This series of trays and bowls is developed from the Fibonacci sequence and the golden ratio — not as a visual gimmick, but as a structural guide for proportion, scale, and use. Each size relates naturally to the next, creating a system where forms feel intuitive both on their own and when combined.
The pieces are designed to work across everyday settings. Individually, they function as trays or bowls for serving, storage, or display — on a kitchen island, dining table, sideboard, or countertop. In combination, they create layered compositions where larger trays define a surface and smaller bowls settle into the cut-outs, offering dedicated spaces for utensils, oils, condiments, food storage, or the objects that tend to gather in daily life.

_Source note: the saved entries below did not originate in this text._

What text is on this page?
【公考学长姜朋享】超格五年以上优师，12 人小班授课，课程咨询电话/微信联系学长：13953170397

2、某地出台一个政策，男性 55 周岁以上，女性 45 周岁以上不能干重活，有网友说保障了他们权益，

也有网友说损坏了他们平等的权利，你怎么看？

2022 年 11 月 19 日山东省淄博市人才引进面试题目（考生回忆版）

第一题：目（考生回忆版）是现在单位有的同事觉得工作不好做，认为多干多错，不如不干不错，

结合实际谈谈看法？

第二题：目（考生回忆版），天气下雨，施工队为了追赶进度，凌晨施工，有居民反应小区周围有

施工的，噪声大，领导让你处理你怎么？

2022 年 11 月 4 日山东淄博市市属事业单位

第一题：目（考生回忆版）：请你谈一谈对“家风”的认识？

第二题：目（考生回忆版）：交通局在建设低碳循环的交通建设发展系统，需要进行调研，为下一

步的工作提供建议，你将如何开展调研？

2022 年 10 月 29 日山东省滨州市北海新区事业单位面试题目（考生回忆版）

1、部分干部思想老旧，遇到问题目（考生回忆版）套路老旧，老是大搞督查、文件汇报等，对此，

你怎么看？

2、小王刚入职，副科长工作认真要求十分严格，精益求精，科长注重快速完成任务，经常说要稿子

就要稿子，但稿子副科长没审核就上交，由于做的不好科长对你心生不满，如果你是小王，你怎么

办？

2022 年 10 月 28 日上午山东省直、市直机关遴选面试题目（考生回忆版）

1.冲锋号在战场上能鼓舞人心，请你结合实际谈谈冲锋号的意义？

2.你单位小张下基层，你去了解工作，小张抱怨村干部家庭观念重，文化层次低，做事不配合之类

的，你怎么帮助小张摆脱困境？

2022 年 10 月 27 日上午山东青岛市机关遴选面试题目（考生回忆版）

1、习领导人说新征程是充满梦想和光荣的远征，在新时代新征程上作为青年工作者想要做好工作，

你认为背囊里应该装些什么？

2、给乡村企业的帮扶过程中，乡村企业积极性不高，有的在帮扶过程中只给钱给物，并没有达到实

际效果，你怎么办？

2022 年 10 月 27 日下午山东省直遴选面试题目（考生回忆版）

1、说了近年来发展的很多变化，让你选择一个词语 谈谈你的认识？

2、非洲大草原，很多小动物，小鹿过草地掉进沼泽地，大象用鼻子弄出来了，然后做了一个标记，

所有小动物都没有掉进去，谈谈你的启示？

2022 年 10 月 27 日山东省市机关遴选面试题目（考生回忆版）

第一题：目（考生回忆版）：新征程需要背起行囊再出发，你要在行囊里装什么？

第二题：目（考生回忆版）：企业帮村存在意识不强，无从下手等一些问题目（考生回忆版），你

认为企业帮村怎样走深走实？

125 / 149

The cut-away geometry allows the elements to slide into one another without locking them into a fixed layout. This makes the system flexible and personal — easy to rearrange, separate, or expand depending on context and need. A single piece can act as a quiet serving tray, while the full composition becomes a sculptural centerpiece with practical purpose.
Material choices are intentionally open at this stage, allowing the concept to translate into anything from matte ceramics to lacquered metal or molded composites. What remains constant is the balance between function and form — where mathematical proportion supports usability, and everyday use gives meaning to the geometry.
This is a study in how structure can feel soft, how storage can become spatial, and how functional objects can quietly shape the atmosphere of a room.